The U.S. Food and Drug Administration (FDA) has declined to approve Merck and Japan-based Daiichi Sankyo’s lung cancer treatment, patritumab deruxtecan, which belongs to a class of cancer therapies known as “guided missiles”. This decision, communicated through a complete response letter issued late on Wednesday, follows findings from an inspection of a third-party manufacturing facility.
In the letter, the FDA highlighted outstanding questions related to the manufacturing process but did not raise concerns regarding the treatment’s efficacy or safety data submitted by the companies. Merck and Daiichi Sankyo have committed to collaborating closely with the FDA and the third-party manufacturer to address these issues.
Patritumab deruxtecan is an antibody-drug conjugate (ADC), designed to specifically target tumor cells with minimal impact on healthy tissues, akin to a “guided missile”. The therapy was intended for the treatment of non-small cell lung cancer in patients who have not responded to two prior lines of therapy and whose tumors express a particular mutation leading to uncontrolled growth of the EGFR protein.
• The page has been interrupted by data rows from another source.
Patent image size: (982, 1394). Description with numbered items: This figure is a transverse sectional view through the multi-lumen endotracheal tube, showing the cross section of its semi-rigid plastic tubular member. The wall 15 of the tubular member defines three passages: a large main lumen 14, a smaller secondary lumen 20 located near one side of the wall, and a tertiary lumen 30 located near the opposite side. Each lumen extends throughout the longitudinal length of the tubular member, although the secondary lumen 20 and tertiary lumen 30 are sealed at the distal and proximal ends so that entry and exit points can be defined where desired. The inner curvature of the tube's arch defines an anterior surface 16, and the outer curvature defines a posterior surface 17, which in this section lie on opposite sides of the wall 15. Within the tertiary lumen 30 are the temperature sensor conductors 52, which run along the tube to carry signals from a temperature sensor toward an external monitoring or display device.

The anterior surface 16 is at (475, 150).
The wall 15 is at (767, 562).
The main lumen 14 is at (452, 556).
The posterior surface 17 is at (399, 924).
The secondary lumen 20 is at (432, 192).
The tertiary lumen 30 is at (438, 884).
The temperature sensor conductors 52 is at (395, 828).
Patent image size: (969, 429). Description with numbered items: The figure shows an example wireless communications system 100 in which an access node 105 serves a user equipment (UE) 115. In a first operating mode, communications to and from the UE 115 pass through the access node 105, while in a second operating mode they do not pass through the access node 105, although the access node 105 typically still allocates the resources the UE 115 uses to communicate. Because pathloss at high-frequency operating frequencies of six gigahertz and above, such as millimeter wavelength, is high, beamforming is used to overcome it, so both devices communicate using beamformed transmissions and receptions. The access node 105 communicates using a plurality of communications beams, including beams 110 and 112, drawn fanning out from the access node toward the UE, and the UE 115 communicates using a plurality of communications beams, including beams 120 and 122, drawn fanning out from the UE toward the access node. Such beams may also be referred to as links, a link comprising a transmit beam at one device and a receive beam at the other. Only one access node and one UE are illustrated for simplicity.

This setback comes despite Merck and Daiichi Sankyo’s joint efforts under a significant up to $22-billion development and commercialization agreement signed last year, focusing on innovative cancer treatments. Currently, treatments like Johnson & Johnson’s Rybrevant and AstraZeneca’s Tagrisso and Iressa are approved in the U.S. for EGFR-mutated non-small cell lung cancer.
The companies remain committed to advancing patritumab deruxtecan and will continue to work closely with regulatory authorities to address the FDA’s concerns and potentially bring this promising therapy to patients in need.